But anyway some more thoughts: because its no longer a first past the post race
Mining is [...]
NOT a "first past the post race". There is no upper bound on the number of blocks solved per unit time. When a new block is found on the network you simply switch to extending the new chain.
While the effect is the same, I disagree: the race to claim transaction fees and reward is a first past the post race, because orphan blocks do not get to keep any of the fees nor reward (in the single winning chain approach). The fact that miners will start a new race as soon as they learn that a past race is won, doesnt mean they are not engaging in a first past the post race (it just means they enjoy racing and immediately try the next race;)
The reason bitcoin mining is fair, despite the first past the post race, is that hashcash based proof-of-work is
power-fair.
Hashcash proof of work is power-fair because as you alluded it has no memory (its like a coin toss, with no progress within the work, and all sequences of choices of nonces taking the same amount of work). Most of the other proof of work functions do not have this power-fairness property (eg client-puzzles, amortizable hashcash, time-lock, Dwork-Naor pricing functions (maybe)). Scrypt is power-fair I think. If scrypt turned out not to have the power-fair property its a security bug and people with fast processors will be able to get a disproportionate advantage.
However the need for power-fairness in the proof-of-work function is just because of the first past the post race choice. For other cooperative race types it is not needed.
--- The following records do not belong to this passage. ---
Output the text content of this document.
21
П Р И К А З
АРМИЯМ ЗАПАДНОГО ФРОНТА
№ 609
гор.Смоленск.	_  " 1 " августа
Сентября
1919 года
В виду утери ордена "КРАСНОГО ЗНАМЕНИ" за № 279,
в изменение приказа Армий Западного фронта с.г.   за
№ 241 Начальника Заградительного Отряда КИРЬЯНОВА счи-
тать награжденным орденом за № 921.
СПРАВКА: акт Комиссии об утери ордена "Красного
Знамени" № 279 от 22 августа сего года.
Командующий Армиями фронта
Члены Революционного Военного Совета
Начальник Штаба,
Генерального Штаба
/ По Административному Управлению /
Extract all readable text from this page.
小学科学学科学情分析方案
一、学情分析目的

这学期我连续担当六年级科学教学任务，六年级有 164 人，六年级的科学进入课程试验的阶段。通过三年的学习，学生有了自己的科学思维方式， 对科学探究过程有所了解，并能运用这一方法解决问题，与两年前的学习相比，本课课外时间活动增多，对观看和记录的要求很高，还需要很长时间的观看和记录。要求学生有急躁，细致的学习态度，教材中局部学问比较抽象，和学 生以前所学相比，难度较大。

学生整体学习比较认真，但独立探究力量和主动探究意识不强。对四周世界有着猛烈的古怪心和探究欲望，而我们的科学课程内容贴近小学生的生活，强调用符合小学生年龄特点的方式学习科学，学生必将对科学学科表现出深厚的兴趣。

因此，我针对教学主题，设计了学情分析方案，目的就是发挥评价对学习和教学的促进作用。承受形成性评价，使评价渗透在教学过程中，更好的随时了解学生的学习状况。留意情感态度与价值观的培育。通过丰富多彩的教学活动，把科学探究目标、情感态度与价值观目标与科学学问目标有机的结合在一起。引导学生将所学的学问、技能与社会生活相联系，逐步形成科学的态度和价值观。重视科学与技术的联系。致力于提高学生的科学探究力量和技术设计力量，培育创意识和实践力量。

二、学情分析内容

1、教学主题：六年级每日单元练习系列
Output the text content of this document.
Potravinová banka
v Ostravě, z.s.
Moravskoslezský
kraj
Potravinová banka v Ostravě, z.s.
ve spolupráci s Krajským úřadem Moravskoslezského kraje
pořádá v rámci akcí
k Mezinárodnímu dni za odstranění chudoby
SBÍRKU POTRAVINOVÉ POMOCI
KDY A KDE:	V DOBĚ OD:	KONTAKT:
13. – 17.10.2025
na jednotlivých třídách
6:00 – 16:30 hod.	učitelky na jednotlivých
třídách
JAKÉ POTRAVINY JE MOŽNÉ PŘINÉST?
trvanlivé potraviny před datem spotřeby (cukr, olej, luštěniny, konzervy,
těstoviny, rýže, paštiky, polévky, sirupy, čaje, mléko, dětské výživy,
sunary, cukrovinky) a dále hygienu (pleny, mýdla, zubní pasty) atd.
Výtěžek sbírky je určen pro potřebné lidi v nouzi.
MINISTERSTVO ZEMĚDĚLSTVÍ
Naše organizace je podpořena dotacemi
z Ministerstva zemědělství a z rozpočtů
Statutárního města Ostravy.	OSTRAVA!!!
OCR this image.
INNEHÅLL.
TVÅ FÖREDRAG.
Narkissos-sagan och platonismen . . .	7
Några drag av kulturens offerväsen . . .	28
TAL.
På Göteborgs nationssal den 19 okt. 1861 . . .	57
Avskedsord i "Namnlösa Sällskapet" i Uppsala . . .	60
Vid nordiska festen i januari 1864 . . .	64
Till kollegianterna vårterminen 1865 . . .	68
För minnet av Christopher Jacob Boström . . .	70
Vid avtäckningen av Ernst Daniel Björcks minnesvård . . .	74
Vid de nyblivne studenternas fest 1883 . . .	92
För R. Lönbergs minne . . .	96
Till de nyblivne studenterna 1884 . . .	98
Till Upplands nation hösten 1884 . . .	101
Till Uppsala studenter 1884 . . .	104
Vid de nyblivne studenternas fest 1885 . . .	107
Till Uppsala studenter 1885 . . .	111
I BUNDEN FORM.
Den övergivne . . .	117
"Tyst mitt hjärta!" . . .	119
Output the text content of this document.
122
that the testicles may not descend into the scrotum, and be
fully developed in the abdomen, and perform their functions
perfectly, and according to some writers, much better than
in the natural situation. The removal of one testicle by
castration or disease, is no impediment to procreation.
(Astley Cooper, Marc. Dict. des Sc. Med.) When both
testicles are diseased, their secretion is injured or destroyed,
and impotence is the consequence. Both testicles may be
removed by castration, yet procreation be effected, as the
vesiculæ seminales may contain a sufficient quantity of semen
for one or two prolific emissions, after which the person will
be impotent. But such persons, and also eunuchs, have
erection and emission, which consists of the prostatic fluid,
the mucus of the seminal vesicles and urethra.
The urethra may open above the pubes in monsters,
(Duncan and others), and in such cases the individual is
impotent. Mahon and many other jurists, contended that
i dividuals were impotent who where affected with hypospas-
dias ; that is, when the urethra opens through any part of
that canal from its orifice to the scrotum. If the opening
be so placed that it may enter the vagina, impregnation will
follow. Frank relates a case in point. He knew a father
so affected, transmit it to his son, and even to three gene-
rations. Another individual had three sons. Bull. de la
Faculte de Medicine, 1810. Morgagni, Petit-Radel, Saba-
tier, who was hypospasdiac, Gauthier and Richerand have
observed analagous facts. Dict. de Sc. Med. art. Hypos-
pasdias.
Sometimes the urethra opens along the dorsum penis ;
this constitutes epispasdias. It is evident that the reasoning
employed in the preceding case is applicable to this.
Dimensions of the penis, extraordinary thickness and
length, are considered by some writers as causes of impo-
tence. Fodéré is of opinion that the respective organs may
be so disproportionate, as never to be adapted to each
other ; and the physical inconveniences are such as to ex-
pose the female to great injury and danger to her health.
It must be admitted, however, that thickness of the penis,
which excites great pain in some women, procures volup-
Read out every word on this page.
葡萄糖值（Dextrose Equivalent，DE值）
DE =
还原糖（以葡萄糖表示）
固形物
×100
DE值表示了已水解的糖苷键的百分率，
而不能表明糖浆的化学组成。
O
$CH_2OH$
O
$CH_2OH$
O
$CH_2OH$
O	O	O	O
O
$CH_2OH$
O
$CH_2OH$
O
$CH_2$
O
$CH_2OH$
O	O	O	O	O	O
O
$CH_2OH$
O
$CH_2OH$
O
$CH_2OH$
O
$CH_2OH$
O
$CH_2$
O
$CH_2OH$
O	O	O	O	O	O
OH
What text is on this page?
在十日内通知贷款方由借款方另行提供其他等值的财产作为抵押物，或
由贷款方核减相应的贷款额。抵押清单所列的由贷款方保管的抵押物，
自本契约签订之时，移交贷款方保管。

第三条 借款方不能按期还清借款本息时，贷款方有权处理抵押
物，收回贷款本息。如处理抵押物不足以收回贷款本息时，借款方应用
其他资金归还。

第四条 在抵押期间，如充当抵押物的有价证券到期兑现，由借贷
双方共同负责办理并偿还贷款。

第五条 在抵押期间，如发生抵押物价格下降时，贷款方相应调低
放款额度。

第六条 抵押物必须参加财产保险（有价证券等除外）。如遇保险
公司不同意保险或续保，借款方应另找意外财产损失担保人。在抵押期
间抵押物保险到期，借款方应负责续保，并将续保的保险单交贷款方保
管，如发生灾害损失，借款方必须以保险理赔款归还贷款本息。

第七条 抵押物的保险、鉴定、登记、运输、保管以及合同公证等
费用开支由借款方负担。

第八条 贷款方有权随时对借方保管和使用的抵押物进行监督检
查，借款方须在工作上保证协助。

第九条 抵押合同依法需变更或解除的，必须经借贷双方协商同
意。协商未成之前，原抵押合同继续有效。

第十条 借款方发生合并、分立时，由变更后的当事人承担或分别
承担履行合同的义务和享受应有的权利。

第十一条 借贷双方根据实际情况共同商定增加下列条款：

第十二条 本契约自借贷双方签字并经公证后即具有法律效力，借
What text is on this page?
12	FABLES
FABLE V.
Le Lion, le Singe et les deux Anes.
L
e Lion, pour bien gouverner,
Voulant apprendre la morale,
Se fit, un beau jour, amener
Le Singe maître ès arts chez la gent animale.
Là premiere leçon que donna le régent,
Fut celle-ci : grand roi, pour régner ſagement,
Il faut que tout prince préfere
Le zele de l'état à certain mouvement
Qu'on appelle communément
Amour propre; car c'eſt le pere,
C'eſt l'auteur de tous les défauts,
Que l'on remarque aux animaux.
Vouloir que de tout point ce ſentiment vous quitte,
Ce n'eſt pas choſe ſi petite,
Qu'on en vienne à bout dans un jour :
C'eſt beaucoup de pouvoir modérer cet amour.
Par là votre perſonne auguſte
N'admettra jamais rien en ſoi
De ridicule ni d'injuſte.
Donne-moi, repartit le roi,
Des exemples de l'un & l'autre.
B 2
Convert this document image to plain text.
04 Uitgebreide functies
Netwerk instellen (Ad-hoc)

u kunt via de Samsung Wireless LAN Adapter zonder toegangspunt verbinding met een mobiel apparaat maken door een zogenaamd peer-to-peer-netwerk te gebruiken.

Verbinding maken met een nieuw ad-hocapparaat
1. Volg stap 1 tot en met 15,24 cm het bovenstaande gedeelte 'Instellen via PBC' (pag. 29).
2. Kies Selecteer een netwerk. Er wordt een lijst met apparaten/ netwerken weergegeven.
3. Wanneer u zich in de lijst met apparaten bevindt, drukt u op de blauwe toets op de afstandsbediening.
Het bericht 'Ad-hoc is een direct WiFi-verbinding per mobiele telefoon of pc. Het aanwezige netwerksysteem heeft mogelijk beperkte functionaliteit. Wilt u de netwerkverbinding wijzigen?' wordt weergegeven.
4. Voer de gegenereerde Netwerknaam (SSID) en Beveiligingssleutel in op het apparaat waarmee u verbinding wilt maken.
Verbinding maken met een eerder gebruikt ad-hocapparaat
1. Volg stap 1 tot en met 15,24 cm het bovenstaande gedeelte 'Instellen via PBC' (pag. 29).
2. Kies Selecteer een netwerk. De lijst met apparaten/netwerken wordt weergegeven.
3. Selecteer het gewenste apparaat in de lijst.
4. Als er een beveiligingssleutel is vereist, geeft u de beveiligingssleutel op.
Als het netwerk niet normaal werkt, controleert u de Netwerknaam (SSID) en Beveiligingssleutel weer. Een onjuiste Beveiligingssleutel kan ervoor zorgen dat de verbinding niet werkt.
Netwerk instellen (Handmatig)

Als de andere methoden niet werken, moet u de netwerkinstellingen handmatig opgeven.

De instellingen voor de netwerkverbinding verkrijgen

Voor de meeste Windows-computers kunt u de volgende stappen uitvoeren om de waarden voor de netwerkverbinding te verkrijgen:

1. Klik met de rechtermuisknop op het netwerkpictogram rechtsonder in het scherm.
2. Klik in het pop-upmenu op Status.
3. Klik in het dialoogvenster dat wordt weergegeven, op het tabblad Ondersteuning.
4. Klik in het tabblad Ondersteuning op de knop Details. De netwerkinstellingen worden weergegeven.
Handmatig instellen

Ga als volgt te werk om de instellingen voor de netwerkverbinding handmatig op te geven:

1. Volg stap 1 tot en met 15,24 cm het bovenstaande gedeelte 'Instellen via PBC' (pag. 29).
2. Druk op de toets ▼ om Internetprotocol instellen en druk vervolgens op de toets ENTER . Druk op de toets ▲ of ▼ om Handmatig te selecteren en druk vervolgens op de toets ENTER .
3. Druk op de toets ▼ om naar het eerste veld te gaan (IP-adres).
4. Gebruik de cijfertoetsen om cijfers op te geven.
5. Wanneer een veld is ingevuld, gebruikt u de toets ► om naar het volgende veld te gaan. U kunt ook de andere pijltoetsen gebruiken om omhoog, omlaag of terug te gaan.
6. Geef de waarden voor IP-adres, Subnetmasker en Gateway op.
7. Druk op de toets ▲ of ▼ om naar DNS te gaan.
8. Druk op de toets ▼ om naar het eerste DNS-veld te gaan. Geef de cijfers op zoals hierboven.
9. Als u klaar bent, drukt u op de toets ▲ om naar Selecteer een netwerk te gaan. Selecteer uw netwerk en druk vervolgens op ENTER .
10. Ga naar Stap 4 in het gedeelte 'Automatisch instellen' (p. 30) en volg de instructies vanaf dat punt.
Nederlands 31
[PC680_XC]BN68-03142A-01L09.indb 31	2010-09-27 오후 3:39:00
A way to see why power-fairness is needed in first past the post (and that bitcoin is a first past the post) is imagine the bitcoin proof of work was tweaked to use a simple non-power fair proof like amortizable hashcash with eg 256 smaller proof of works with same expected 10mins time total... 2.34 seconds per challenge. (Amortizable here just means the challenge is to collect 256 sub-challenges.) This achieves 16x lower standard deviation which is potentially desirable because it is achieved without incurring network traffic, neither on the main chain, nor on a p2pool chain. With this approach you can see there is work-progress so it is no longer power-fair. Ie a fast node is going to win races disproportionately even accounting for its power.
I made a racing car analogy for reduced variance in
https://bitcointalk.org/index.php?topic=182252.msg1911750#msg1911750A loose analogy imagine currently bitcoin miners are race cars. Some are fast (ferrari) and some are slow (citroen 2cv) but they are all very very unreliable. So who wins the race? The ferrari mostly, but the 2cv still has a fair chance relative to its speed because the ferrari is really likely to break down. With low variance coins, you have well maintained cars, and they very rarely break down. So the ferrari wins almost always. Now if you have a line of 20 cars of varying speeds, well maintained (low variance) the first 5 that are going to get past the post are almost certainly going to be the 5 fastest. No one else stands a chance hardly.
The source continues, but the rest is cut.